En 2023, il y avait un lien fort entre les niveaux d'humidité du sol mesurés entre mai et octobre et l'activité des incendies de forêt. Les zones avec les niveaux d'humidité du sol les plus bas ont connu une activité de forêt accrue. Cela souligne le rôle critique des conditions de sécheresse dans l'amplification des risques de forêt.
Berne et développement urbain
En janvier 2025, la Californie a connu l'une des crises des incendies de forêt les plus catastrophiques de l'histoire de l'État.
Au moins 29 personnes ont tragiquement perdu la vie. Plus de 16 000 structures ont été détruites ou gravement endommagées, et environ 200 000 résidents ont été contraints d'évacuer de leur propre maison.
Le total des dommages et des pertes économiques est estimé à plus de 250 milliards de dollars. Cette crise catastrophique a clairement mis en évidence les impacts croissants du changement climatique sur les zones densément peuplées à l'interface des zones sauvages et urbaines.
La sécheresse était un facteur majeur qui a exacerbé ces incendies de forêt.
Mais un autre facteur important qui a contribué de manière significative aux dommages causés par ces incendies de forêt en Californie a été l'interface Wildland-Urban (WUI). Ce sont des domaines où la végétation naturelle et non développée rencontre le développement humain. Cela crée une zone à haut risque où les plantes et les structures inflammables se combinent – augmentant les chances que les incendies de forêt se propagent des terres sauvages aux communautés.

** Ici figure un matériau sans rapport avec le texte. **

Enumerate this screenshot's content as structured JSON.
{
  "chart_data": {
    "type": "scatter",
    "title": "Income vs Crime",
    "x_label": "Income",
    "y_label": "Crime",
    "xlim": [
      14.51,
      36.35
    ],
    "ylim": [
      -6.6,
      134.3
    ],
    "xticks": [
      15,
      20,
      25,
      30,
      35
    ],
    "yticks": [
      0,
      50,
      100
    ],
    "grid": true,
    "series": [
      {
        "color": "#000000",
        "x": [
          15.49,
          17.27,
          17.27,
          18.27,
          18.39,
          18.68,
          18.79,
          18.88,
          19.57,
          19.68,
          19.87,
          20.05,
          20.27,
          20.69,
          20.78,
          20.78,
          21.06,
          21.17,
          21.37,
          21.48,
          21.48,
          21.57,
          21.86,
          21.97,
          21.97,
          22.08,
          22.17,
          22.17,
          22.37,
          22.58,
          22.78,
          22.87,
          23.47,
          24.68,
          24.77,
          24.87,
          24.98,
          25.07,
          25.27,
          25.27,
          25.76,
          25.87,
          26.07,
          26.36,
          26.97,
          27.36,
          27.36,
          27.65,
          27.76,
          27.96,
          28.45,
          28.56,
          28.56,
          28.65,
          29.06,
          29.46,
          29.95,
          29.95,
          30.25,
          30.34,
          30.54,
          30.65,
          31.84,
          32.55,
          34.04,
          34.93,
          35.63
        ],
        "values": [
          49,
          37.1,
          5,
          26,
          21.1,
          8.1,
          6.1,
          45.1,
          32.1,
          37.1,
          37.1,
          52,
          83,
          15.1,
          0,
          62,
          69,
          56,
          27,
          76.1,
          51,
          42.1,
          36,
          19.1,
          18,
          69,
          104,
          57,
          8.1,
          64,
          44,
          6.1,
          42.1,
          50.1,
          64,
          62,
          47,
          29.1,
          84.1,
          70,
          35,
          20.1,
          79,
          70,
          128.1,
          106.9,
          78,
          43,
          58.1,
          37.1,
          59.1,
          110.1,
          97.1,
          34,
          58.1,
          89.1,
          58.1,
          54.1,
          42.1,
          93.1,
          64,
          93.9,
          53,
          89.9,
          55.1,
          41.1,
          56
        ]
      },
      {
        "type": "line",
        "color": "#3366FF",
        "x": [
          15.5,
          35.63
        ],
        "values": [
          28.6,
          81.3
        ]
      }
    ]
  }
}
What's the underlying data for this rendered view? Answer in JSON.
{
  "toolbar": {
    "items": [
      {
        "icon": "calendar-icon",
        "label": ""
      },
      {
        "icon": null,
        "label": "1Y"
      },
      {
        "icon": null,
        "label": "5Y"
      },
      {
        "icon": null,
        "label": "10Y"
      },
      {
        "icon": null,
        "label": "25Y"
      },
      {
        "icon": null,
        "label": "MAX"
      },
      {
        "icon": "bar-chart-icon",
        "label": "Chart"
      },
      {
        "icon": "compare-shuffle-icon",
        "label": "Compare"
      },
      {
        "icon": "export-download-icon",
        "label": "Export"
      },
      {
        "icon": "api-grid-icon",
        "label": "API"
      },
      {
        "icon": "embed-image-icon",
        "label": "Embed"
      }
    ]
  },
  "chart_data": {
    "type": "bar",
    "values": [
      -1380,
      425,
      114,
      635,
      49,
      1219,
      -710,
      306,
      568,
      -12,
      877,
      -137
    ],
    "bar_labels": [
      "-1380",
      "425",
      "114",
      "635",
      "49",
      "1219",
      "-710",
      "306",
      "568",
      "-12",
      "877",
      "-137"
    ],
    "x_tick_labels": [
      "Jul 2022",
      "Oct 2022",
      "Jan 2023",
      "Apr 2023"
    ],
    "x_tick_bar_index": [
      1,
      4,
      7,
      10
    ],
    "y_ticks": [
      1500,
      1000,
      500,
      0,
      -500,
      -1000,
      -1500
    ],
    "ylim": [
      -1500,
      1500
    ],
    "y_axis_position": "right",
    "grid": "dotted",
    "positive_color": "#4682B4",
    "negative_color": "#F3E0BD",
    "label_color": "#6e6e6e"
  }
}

Au Canada, le WUI se développe rapidement alors que les grandes villes font face à la croissance démographique. Mais cela met encore plus de Canadiens en danger des incendies de forêt potentiellement préjudiciables. Les incendies de forêt récents récent dans les zones WUI de Californie offrent un avertissement clair pour le Canada, mettant en évidence un besoin urgent de répondre aux risques associés à ces zones en croissance rapide.
Stratégies de sauvegarde
Une façon de sauvegarder les zones WUI en expansion du Canada consiste à utiliser l'indice de surface foliaire (LAI). Il s'agit d'une mesure de la densité de la végétation.

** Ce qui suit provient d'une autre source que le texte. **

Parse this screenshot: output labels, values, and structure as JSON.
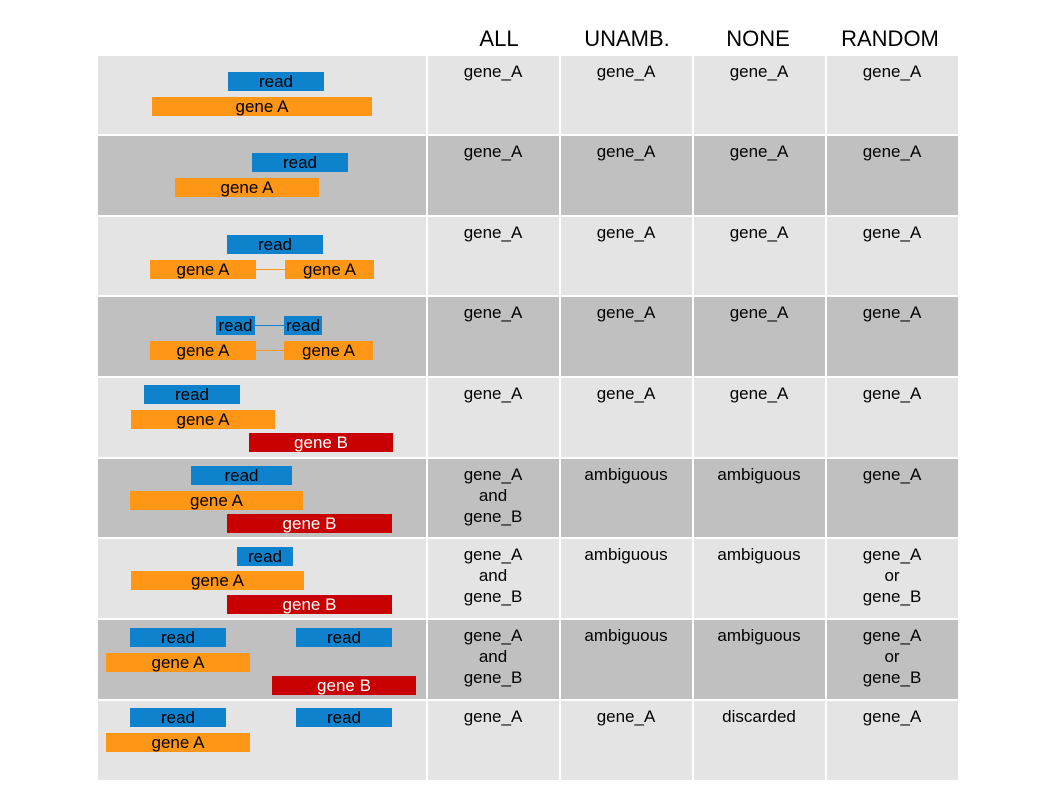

Plus la végétation est dense dans une région particulière (ce qui signifie qu'elle a une valeur de LAI plus élevée), plus le risque d'incendie de la région est élevé. En effet
Le littoral de la Colombie-Britannique, l'est du Canada, le sud de l'Ontario et certaines parties de la Nouvelle-Écosse et du Nouveau-Brunswick (y compris Halifax et Saint John) sont tous densément végétalisés, des zones très peuplées qui sont hautement sensibles aux menaces d'incendie de forêt, surtout pendant les périodes de sécheresse et de température élevée.
En empoignant les régions les plus vulnérables du Canada, des stratégies ciblées de prévention des incendies de forêt peuvent être réalisées pour atténuer les risques et améliorer la résilience communautaire face à l'escalade des menaces de forêt. Cela peut inclure la réduction de la quantité de végétation sèche, effectuant des brûlures contrôlées et construisant des infrastructures résistantes au feu.

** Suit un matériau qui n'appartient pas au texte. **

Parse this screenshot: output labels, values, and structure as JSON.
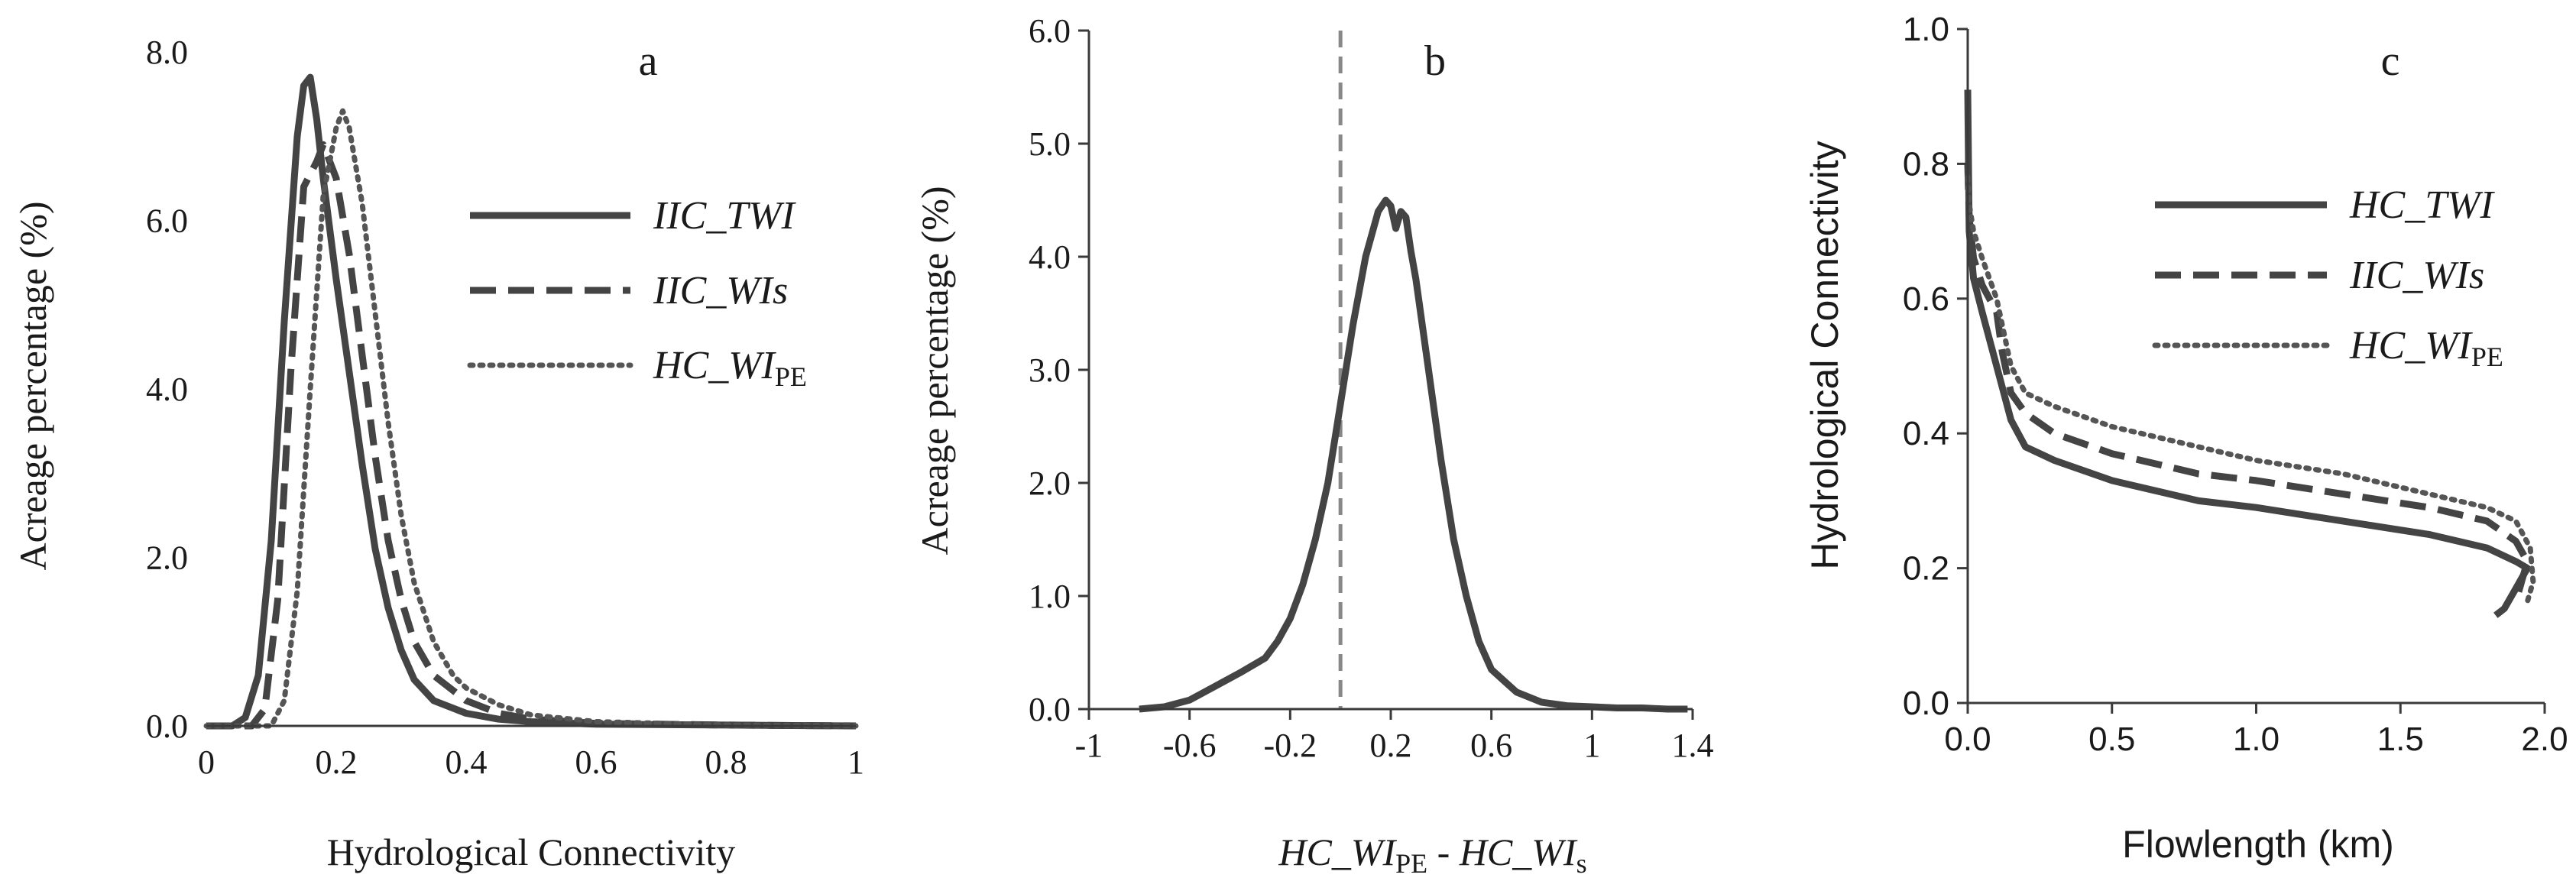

Le Canada a annoncé un nouvel objectif de construction de près de 3,9 millions de maisons d'ici 2031. Pour que ces maisons soient construites, certaines parties des zones WUI devront être utilisées. Il sera important pour les politiques de planification et de développement pour assurer la résilience contre les incendies de forêt.
Le Canada se situe à un moment central dans la gestion des risques d'incendie de forêt en raison de l'expansion des zones WUI, des conditions de sécheresse prolongées et de l'intensification des incendies converge. Sans une stratégie à plusieurs volets, les incendies de forêt ne continueront que d'être une menace croissante pour les écosystèmes, les infrastructures et la sécurité publique.